Why am I seeing subject lines like "We know Mother's Day and Father's Day can be tough. We wanted to give you the option..." from a candle company I bought fancy hand soap from last Christmas? Why is my neighborhood Spanish-import grocer emailing me to say "At La Piscine, we understand not everyone has an easy relationship with their parents – click here to disable updates on this weekend's sale"? Why are brands sidling up to me, twisting their hats in their hands, as if to apologize for an intemperate remark over cocktails last night? And always darkly hinting at what cannot be said! "We at Spindrift hope you'll overlook what may or may not have been said last Wednesday evening. At the time, we had not been brought abreast of your – unpleasantness – and certainly would never have said anything of the kind, had we known it would touch you so nearly. And we do hope this discount code, entered at checkout, will prove just how serious we are about making things right between us."

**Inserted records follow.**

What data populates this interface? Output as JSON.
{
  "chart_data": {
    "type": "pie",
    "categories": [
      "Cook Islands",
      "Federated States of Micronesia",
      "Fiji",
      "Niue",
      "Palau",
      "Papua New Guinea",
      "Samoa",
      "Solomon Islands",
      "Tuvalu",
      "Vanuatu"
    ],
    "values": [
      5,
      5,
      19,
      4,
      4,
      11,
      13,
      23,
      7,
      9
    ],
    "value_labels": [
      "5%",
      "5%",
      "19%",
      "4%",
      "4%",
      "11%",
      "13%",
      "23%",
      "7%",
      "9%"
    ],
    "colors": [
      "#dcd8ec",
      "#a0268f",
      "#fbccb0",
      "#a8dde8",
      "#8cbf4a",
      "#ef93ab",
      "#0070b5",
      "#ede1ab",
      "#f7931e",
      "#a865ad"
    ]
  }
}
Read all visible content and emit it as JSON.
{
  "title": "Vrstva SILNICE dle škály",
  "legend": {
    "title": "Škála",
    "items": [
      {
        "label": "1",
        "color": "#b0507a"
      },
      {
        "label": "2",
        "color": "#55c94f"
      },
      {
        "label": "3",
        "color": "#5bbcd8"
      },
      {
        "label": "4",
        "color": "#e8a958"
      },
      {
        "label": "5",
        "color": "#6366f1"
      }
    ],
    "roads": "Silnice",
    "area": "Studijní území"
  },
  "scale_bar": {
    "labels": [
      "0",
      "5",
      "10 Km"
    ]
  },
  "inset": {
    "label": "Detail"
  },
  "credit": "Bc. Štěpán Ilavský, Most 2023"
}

"Normally we only try to sell you socks a few times a year. But today, we thought we'd talk to you about a painful moment in your personal life, in the misguided belief that this would enhance your sock-purchasing experience from us."

We had a solution for this! Polite small talk! Polite small talk smooths over a multitude of bumps and evils! It's very true that not everyone enjoys Mother's Day, but that was as true one hundred years ago as it is today. This is not a new problem that requires new solutions. This calls for polite small talk. One might expects one's friends to speak of mothers with gracious tact, but not for the Post Office to issue an apology for coming out with Mother's Day-themed stamps. There is no way to make a holiday so anodyne, so generic, that it cannot fail to bring up bad memories for someone. But there is a time and a place for discussing one's deepest feelings about mothers. Those bad memories and personal feelings do not require soothing or cagey euphemisms for a startup shirting company that will cease to exist in eighteen months!

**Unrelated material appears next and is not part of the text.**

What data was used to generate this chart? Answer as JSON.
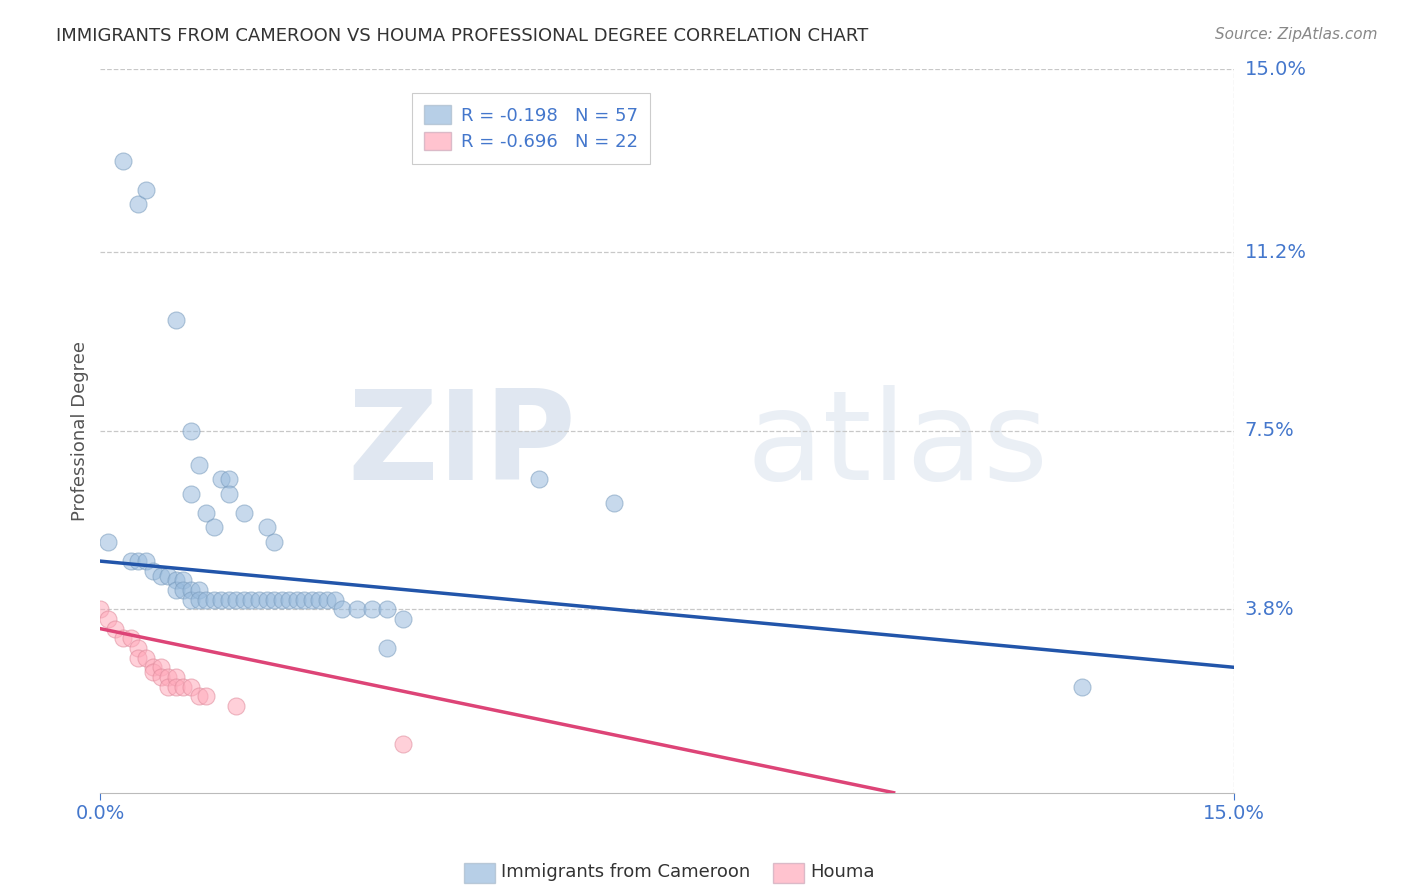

Let brands be guided by Cole Porter's "Well, Did You Evah?" as sung badly but gallantly by Burt Reynolds in At Long Last Love:

"When you're out in smart society/ And you suddenly get bad news,/ You musn't show anxiety/ And proceed to sing the blues/ For example, tell me something sad/ Something awful, something grave,/ And I'll show you how a Racquet Club lad would behave."

"Have you heard? That poor dear Blanche got run down by an avalanche?"

"Well!" = A noncommittal expression of mild dismay. On-the-surface agreement for the purpose of avoiding open disagreement.  

"Did you ever?" = Bland surprise, refusal to rise to the bait or get suckered into a personal conversation.

"What a swell party this is!" = Firm, insistent return to the surface-level.

"Well! Did you ever? What a swell party this is!" This phrase will never let you down as you attempt to steer your battered skiff away from the shoals of the too-personal, back into the safe and sunlit waters of polite small talk. Let it be your guide and watchword, when corporations try to come to talk to you of grief.